What changes behavior at scale is redesigning the conditions. That requires knowing which conditions are producing which behaviors and why. That knowledge comes from rigorous diagnostic work, not intuition, not guesswork, and not a survey instrument that confirms what everyone already suspected.
The science behind this draws on a convergence of disciplines. Behavioral economics has documented how context shapes choice in ways that override individual intention. Organizational psychology has mapped the relationship between workplace conditions and performance outcomes. Family systems theory demonstrates how roles and patterns persist across personnel changes. Complexity science provides tools for analyzing how individual-level rules produce emergent organizational behavior. Six Sigma brings the discipline of measuring inputs and outputs in systems that are not obviously mechanical. Nobody had synthesized these fields into something a leader could actually deploy. That is what SWIM does.

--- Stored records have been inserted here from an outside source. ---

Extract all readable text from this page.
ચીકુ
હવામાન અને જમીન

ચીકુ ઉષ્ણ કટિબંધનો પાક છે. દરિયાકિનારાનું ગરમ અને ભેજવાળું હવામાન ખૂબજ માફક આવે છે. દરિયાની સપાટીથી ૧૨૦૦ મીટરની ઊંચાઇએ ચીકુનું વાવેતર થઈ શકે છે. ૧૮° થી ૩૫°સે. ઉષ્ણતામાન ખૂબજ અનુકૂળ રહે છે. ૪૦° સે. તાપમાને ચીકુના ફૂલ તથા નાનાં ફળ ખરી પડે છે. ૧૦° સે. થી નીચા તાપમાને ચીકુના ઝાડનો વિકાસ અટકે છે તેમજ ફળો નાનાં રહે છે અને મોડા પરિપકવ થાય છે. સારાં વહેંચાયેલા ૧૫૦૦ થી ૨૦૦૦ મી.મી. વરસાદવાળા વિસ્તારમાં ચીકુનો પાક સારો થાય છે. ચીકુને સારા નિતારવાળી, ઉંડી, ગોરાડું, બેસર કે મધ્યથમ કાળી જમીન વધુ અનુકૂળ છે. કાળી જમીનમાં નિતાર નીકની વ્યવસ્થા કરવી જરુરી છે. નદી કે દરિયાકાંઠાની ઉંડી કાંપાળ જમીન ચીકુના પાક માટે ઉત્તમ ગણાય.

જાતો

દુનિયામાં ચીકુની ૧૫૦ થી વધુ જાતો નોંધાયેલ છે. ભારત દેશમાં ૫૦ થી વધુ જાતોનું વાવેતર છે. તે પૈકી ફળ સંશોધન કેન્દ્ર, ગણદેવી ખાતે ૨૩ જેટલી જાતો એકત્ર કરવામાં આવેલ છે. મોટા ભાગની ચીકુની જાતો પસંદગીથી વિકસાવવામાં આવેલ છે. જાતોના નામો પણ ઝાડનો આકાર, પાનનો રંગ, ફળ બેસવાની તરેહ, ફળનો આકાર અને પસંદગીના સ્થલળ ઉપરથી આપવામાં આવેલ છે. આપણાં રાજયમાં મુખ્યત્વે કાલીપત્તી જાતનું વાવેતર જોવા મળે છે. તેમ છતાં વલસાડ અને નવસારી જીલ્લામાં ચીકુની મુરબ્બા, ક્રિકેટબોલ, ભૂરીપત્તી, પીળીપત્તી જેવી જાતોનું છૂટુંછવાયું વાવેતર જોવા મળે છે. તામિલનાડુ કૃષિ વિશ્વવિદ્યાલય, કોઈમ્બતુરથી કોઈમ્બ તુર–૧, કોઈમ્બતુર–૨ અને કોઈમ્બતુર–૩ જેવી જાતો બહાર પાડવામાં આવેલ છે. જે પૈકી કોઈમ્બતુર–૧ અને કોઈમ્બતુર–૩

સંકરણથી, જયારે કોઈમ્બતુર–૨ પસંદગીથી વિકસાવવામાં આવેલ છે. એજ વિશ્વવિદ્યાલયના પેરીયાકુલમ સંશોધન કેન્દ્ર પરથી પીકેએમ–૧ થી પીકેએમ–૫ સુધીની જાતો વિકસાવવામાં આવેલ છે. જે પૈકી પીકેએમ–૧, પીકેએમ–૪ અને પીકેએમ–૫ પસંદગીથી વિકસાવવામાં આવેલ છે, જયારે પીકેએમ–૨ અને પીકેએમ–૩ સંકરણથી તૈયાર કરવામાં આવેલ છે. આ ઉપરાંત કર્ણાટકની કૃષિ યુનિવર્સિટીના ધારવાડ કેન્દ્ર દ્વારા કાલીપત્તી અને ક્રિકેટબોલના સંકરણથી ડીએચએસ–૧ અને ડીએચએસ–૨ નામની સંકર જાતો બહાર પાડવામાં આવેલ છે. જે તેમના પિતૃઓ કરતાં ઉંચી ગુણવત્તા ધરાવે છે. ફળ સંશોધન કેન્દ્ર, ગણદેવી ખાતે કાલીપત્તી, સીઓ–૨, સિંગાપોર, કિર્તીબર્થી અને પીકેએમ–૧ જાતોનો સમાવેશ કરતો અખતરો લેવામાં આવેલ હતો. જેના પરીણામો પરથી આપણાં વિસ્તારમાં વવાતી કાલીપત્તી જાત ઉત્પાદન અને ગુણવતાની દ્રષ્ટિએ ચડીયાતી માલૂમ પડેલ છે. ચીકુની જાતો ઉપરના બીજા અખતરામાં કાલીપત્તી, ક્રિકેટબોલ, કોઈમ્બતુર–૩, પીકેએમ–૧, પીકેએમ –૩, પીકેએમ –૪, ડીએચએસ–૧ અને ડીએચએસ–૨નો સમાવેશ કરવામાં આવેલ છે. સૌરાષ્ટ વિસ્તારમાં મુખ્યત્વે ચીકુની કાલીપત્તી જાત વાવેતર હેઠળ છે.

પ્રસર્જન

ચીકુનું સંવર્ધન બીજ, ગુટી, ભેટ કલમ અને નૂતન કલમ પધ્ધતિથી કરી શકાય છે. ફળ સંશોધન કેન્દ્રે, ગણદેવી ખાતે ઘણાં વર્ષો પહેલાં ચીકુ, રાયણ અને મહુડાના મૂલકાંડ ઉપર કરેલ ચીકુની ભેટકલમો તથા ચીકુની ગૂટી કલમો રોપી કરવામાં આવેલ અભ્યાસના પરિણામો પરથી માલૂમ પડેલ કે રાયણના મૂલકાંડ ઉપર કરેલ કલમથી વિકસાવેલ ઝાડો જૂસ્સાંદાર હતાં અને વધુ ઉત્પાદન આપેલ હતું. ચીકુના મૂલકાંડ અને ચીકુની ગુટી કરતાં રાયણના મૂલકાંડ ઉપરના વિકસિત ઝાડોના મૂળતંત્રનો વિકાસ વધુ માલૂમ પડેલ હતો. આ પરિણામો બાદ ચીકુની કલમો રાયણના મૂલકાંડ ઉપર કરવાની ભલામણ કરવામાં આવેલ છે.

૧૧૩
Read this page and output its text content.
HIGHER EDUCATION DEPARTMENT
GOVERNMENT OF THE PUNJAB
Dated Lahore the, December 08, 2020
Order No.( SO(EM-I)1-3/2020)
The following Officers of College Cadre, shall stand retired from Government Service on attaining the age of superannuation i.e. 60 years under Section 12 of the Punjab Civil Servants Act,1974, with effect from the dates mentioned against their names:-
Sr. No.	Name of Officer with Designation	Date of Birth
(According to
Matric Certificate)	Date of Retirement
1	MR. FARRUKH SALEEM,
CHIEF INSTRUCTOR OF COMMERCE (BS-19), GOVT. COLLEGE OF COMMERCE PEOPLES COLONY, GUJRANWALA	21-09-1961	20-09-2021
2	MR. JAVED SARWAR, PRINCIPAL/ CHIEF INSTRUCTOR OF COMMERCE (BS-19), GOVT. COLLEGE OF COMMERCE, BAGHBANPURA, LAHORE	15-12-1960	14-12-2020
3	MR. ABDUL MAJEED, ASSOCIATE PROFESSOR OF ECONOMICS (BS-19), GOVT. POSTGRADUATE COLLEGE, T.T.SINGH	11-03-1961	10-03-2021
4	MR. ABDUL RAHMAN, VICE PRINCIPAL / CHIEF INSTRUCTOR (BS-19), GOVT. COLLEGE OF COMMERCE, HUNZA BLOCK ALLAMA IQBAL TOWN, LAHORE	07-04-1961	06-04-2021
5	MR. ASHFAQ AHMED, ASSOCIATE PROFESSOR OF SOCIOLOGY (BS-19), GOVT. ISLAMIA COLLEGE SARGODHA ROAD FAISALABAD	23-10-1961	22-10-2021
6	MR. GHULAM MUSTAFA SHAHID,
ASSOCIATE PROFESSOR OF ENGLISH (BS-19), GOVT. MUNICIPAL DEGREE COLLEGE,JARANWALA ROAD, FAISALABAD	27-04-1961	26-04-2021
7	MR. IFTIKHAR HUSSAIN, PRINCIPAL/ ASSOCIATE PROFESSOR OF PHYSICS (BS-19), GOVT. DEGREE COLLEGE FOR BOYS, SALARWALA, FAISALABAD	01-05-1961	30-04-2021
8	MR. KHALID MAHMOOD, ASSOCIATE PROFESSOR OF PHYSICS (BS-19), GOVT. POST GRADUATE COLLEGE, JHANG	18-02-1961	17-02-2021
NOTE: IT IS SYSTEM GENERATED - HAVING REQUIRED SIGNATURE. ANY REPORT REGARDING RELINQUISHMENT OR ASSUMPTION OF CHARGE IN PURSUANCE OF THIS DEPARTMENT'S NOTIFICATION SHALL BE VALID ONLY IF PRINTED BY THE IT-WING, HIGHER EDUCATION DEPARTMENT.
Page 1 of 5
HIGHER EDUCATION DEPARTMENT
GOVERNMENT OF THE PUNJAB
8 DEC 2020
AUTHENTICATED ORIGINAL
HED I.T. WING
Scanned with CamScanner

Steve Davis, CEO of Tapecon Medical Devices, described his experience with the report as transformative in ways he had not anticipated. The diagnostic findings did not indicate his organization. They gave his leadership team a shared fact base to move from. In his words, the report got leadership aligned quickly and produced a just-do-it mindset that, two years later, still feeds directly into his company’s strategic plan.
Snyder’s book, Sink or SWIM, is written for executives ready to stop guessing about why their organizations are underperforming. The foreword is written by the President of the American Medical Association. Snyder serves on the Harvard Business School Research Advisory Group.
Organizations that keep watching the same problems resurface are not failing because they lack good intentions. They are working from an incomplete model of what is driving the behavior they are trying to change. Getting that model right is where transformation actually begins.